Discover Nikkei

https://www.discovernikkei.org/en/interviews/clips/253/

Testing assumptions of Japanese scholars

You know, I was kind of concerned about the Japanese scholars studying the Japanese American experience, and trying to caution them to be careful about the assumptions underlying their framework. And I think it’s very important that they do these studies because they can tell you a lot from their perspective.

But, I was saying to them, for us it’s a matter of perspective and a matter of getting our own perspective on our own identity.

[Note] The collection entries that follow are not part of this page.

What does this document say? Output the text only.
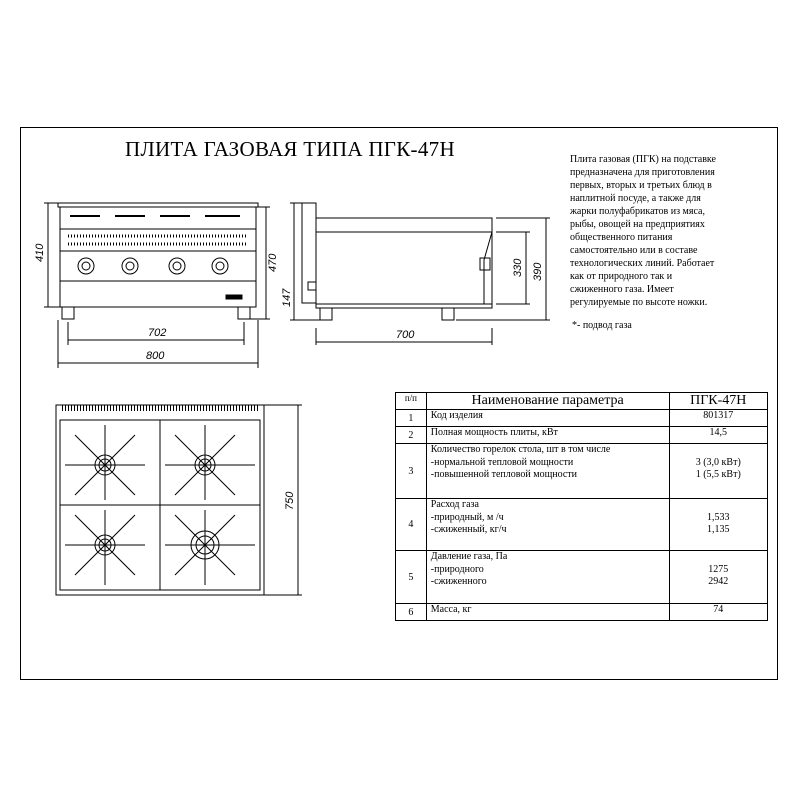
ПЛИТА ГАЗОВАЯ ТИПА ПГК-47Н	Плита газовая (ПГК) на подставке

предназначена для приготовления

первых, вторых и третьих блюд в

наплитной посуде, а также для

жарки полуфабрикатов из мяса,

рыбы, овощей на предприятиях

общественного питания

самостоятельно или в составе

технологических линий. Работает

как от природного так и

сжиженного газа. Имеет

регулируемые по высоте ножки.

*- подвод газа
410
470
702
800
147
700
330 390
750
п/п	Наименование параметра	ПГК-47Н
1	Код изделия	801317

2	Полная мощность плиты, кВт	14,5

3	Количество горелок стола, шт в том числе
-нормальной тепловой мощности
-повышенной тепловой мощности	3 (3,0 кВт)
1 (5,5 кВт)

4	Расход газа
-природный, м /ч
-сжиженный, кг/ч	1,533
1,135

5	Давление газа, Па
-природного
-сжиженного	1275
2942

6	Масса, кг	74
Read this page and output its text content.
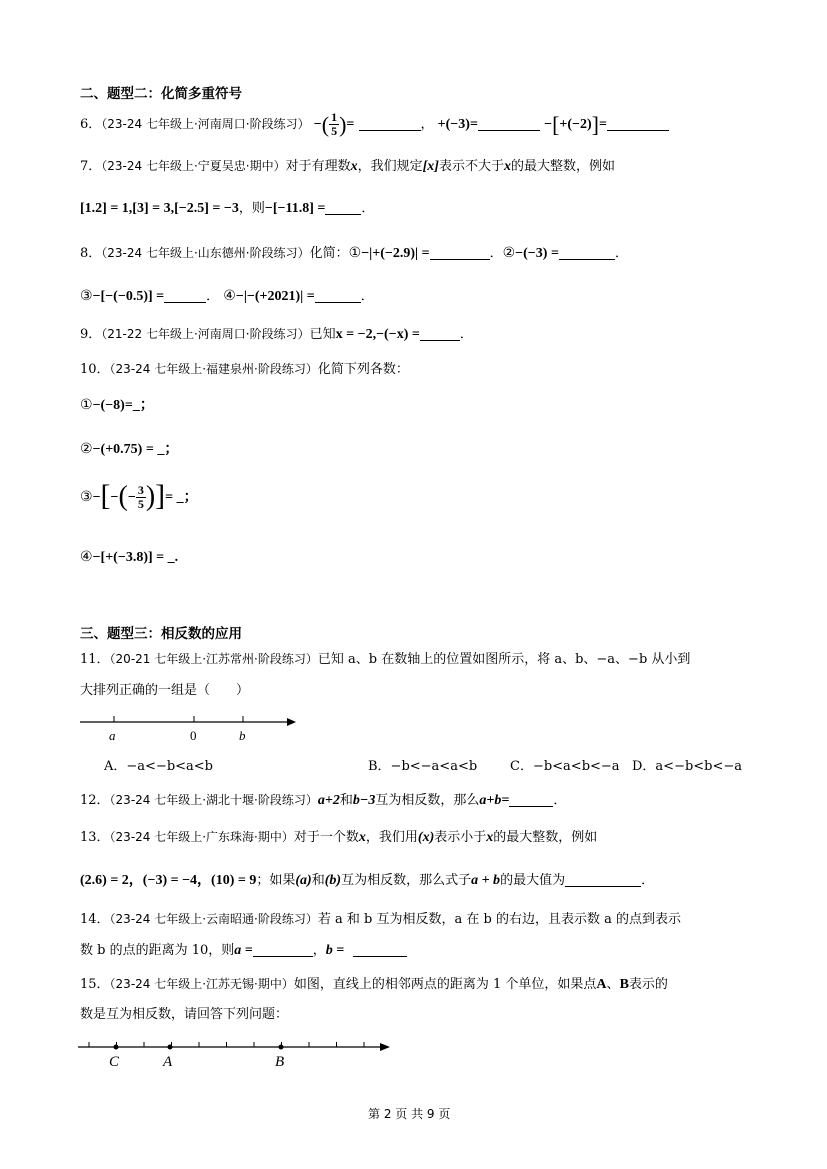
二、题型二：化简多重符号
6．（23-24 七年级上·河南周口·阶段练习） −( $\frac{1}{5}$ )=	， +(−3)=	−[+(−2)]=
7．（23-24 七年级上·宁夏吴忠·期中）对于有理数x，我们规定[x]表示不大于x的最大整数，例如
[1.2] = 1,[3] = 3,[−2.5] = −3，则−[−11.8] =	．
8．（23-24 七年级上·山东德州·阶段练习）化简：①−|+(−2.9)| =	．②−(−3) =	．
③−[−(−0.5)] =	． ④−|−(+2021)| =	．
9．（21-22 七年级上·河南周口·阶段练习）已知x = −2,−(−x) =	．
10．（23-24 七年级上·福建泉州·阶段练习）化简下列各数：
①−(−8)=_；
②−(+0.75) = _；
③−[−(− $\frac{3}{5}$ )]= _；
④−[+(−3.8)] = _.
三、题型三：相反数的应用
11．（20-21 七年级上·江苏常州·阶段练习）已知 a、b 在数轴上的位置如图所示，将 a、b、−a、−b 从小到
大排列正确的一组是（　　）
a	0	b
A．−a<−b<a<b	B．−b<−a<a<b	C．−b<a<b<−a D．a<−b<b<−a
12．（23-24 七年级上·湖北十堰·阶段练习）a+2和b−3互为相反数，那么a+b=	．
13．（23-24 七年级上·广东珠海·期中）对于一个数x，我们用(x)表示小于x的最大整数，例如
(2.6) = 2，(−3) = −4，(10) = 9；如果(a)和(b)互为相反数，那么式子a + b的最大值为	．
14．（23-24 七年级上·云南昭通·阶段练习）若 a 和 b 互为相反数，a 在 b 的右边，且表示数 a 的点到表示
数 b 的点的距离为 10，则a =	，b =
15．（23-24 七年级上·江苏无锡·期中）如图，直线上的相邻两点的距离为 1 个单位，如果点A、B表示的
数是互为相反数，请回答下列问题：
C	A	B
第 2 页 共 9 页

And I says, “If you were looking for answers to the question of your own identity, would you start out with, suppose, Ruth Benedict’s Chrysanthemum and the Sword?” I said, “That was done during the wartime with a very eminent anthropologist interviewing Japanese Americans about the Japanese identity.” And I says, “If you really wanted to get a line on your own identity, would you start out with a book like that?” I says, “It’s important for you to look at that book, but I’d certainly start out from your own perspective.” I says, “Your experiences in Japan and your scholarship training have various kinds of assumptions, so that if you’re studying the immigrant population of the Japanese all over the world, then test your own assumptions.”


education identity Japanese Americans

Date: January 7, 2004

Location: California, US

Interviewer: Art Hansen

Contributed by: Watase Media Arts Center, Japanese American National Museum.

Interviewee Bio

James Hirabayashi, son of hardworking immigrant farmers in the Pacific Northwest, was a high school senior in 1942 when he was detained in the Pinedale Assembly Center before being transferred to the Tule Lake Concentration Camp in Northern California.

After World War II, he earned his Bachelor of Arts and Masters in Anthropology from the University of Washington, and eventually his Ph.D. from Harvard University. Dr. Hirabayashi is Professor Emeritus at San Francisco State University where he was Dean of the nation’s first school of ethnic studies. He also held research and teaching positions at the University of Tokyo, University of Alberta, Edmonton, Alberta, Canada, and Ahmadu Bellow Univerity, Zaria, Nigeria.